L’équipe de chercheurs a travaillé avec une patiente de 43 ans, suivie pour une épilepsie. Pour surveiller son cerveau, les médecins avaient déjà implanté une grille d’électrodes très fine et très dense (on parle de 256 capteurs !) à la surface de son cerveau. C’est ce qu’on appelle un ECoG.
Pendant 11 jours, ils lui ont demandé de lire des caractères et des phrases. Pendant ce temps, la machine enregistrait l’activité de son cerveau, apprenant à associer tel signal à tel mot, à telle intonation. En gros, elle apprenait le mandarin neuronal de la patiente. Et les résultats sont bluffants : une précision de plus de 73 % pour décoder des phrases complètes en temps réel, avec une vitesse de communication d’environ 50 caractères par minute. C’est déjà énorme.
Tout n'est pas encore parfait, et c'est normal
Bien sûr, il faut rester mesuré. Les chercheurs sont les premiers à le dire : leur étude a des limites. D’abord, elle n’a été menée que sur une seule personne. Il faudra donc la reproduire sur d’autres patients pour s’assurer que ça fonctionne pour tout le monde. C’est la base de la science, après tout.
De plus, la grille d’électrodes n’était pas placée de manière idéale pour capter tous les signaux liés aux tons, car son but premier était de surveiller les crises d’épilepsie. Malgré cela, les résultats sont déjà très prometteurs. On peut imaginer que des recherches futures, avec du matériel spécifiquement conçu pour cela, donneront des résultats encore meilleurs.
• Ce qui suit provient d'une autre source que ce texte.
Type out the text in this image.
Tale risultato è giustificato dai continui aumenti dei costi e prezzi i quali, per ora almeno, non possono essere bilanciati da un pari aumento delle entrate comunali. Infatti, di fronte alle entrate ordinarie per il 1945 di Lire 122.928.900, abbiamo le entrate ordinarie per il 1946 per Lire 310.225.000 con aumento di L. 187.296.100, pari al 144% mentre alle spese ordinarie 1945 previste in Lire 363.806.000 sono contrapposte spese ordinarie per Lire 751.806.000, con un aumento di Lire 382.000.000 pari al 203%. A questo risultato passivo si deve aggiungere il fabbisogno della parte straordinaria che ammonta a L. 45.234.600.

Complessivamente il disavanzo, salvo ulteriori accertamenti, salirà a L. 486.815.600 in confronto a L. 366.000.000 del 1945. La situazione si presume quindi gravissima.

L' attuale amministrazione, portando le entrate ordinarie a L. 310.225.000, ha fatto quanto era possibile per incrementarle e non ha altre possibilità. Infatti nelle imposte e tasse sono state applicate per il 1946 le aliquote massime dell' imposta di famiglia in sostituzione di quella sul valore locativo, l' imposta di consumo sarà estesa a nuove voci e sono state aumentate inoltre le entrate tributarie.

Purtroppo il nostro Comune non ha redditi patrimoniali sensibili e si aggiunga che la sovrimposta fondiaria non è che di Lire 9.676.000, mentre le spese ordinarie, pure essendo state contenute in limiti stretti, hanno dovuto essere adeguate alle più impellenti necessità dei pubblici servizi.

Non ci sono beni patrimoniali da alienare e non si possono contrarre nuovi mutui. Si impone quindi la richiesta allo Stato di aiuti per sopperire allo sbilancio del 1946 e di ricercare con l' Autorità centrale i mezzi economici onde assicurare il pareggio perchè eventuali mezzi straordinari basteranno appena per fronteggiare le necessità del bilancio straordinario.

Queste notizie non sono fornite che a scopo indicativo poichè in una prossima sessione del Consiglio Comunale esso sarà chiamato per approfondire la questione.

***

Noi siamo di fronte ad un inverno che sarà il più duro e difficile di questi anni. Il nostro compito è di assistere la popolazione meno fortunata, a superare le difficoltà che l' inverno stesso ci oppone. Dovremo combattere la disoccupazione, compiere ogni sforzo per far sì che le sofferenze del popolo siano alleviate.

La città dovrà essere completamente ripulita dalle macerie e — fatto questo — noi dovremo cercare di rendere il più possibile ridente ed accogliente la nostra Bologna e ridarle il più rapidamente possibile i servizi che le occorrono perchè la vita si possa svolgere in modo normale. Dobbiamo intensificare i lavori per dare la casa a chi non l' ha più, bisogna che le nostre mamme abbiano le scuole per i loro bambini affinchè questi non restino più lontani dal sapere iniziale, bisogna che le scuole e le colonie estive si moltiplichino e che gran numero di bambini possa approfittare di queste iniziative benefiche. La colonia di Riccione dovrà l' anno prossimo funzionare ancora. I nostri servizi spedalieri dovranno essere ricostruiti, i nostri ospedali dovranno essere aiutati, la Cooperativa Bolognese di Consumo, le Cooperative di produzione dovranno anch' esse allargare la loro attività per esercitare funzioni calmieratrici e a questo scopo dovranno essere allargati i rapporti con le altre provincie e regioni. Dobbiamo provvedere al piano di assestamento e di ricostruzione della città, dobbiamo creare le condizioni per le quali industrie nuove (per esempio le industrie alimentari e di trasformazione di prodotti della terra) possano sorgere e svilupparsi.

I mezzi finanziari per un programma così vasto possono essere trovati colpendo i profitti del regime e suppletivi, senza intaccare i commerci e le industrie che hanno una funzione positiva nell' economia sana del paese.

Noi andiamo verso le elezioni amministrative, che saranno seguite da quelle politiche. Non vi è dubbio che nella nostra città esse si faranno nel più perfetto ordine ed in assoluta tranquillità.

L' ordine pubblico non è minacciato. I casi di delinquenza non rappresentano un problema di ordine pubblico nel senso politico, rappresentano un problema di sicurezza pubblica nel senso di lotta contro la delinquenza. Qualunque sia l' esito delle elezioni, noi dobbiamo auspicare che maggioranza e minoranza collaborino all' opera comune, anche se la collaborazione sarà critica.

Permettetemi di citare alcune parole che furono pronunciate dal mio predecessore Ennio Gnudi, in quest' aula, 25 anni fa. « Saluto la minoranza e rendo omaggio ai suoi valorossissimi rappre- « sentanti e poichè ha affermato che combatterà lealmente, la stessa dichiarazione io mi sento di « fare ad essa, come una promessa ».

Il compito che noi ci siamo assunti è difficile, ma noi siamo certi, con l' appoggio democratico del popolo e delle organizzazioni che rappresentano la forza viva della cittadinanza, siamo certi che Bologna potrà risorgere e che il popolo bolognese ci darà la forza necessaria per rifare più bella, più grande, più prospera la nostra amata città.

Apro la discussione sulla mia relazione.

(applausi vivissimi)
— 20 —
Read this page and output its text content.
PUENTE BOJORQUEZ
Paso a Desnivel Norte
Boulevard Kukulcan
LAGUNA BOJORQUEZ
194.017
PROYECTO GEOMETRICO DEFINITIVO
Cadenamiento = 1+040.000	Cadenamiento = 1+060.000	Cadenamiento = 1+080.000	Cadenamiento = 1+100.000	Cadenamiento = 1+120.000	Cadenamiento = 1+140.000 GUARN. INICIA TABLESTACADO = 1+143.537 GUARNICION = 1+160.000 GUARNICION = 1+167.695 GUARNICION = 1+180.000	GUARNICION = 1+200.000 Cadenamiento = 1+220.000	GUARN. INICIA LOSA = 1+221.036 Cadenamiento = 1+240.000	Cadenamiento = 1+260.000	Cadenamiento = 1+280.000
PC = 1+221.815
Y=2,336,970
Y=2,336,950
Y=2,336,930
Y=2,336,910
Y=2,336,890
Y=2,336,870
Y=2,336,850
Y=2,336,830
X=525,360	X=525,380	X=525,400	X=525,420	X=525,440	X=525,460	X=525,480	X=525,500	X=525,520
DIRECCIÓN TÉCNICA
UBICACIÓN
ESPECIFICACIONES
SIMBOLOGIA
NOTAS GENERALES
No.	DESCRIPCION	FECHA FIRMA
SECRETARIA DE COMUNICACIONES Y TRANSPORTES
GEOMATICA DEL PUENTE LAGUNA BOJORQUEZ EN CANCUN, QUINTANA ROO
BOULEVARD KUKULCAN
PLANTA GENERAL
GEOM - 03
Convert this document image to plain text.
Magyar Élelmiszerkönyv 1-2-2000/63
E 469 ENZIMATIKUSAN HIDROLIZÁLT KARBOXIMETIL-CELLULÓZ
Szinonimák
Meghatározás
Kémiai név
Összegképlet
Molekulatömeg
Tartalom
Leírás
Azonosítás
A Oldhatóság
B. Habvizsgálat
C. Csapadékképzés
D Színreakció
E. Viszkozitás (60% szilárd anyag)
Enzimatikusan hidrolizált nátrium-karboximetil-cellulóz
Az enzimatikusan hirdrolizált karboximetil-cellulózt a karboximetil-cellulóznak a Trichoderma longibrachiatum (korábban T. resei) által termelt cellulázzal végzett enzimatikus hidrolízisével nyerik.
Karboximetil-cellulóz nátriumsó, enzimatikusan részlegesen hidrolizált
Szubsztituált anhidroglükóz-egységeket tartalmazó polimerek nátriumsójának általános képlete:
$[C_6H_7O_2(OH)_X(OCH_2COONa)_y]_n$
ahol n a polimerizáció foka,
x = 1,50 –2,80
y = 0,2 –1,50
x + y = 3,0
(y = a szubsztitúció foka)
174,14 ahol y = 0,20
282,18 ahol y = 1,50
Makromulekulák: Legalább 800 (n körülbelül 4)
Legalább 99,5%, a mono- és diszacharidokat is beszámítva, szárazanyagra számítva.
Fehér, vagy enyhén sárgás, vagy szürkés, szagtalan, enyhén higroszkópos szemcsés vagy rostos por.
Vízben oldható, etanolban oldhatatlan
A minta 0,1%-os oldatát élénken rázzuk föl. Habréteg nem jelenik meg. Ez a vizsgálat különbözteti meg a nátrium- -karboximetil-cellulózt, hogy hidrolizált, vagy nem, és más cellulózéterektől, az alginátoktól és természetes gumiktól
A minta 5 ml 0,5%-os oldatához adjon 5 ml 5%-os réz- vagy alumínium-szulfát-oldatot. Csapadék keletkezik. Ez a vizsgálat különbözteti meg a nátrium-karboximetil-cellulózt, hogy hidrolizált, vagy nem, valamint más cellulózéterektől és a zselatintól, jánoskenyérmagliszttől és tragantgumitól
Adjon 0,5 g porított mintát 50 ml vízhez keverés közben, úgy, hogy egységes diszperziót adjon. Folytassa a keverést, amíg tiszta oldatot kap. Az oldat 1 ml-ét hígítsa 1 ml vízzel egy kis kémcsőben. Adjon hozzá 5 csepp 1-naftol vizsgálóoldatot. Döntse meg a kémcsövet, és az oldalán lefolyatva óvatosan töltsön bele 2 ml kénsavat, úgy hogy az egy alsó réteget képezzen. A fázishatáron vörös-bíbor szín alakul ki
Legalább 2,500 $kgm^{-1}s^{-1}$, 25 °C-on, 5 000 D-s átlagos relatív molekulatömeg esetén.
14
C’est un premier pas, mais un pas de géant.
Conclusion : Et maintenant, que nous réserve l'avenir ?
Cette avancée est bien plus qu’une simple prouesse technique. C’est une porte qui s’ouvre pour des millions de locuteurs de langues tonales à travers le monde. Cela prouve que la technologie BCI peut être adaptée à des langues très différentes de l’anglais.
L’avenir ? Les scientifiques espèrent bien sûr améliorer la précision du système. Peut-être en écoutant d’autres zones du cerveau qui gèrent le sens des mots, pas seulement celles qui commandent les muscles de la bouche. L’objectif final reste le même : rendre la communication à ceux qui l’ont perdue. Offrir la possibilité de contrôler des appareils par la pensée et, surtout, de briser le silence. Et ça, c’est un espoir qui n’a pas de prix.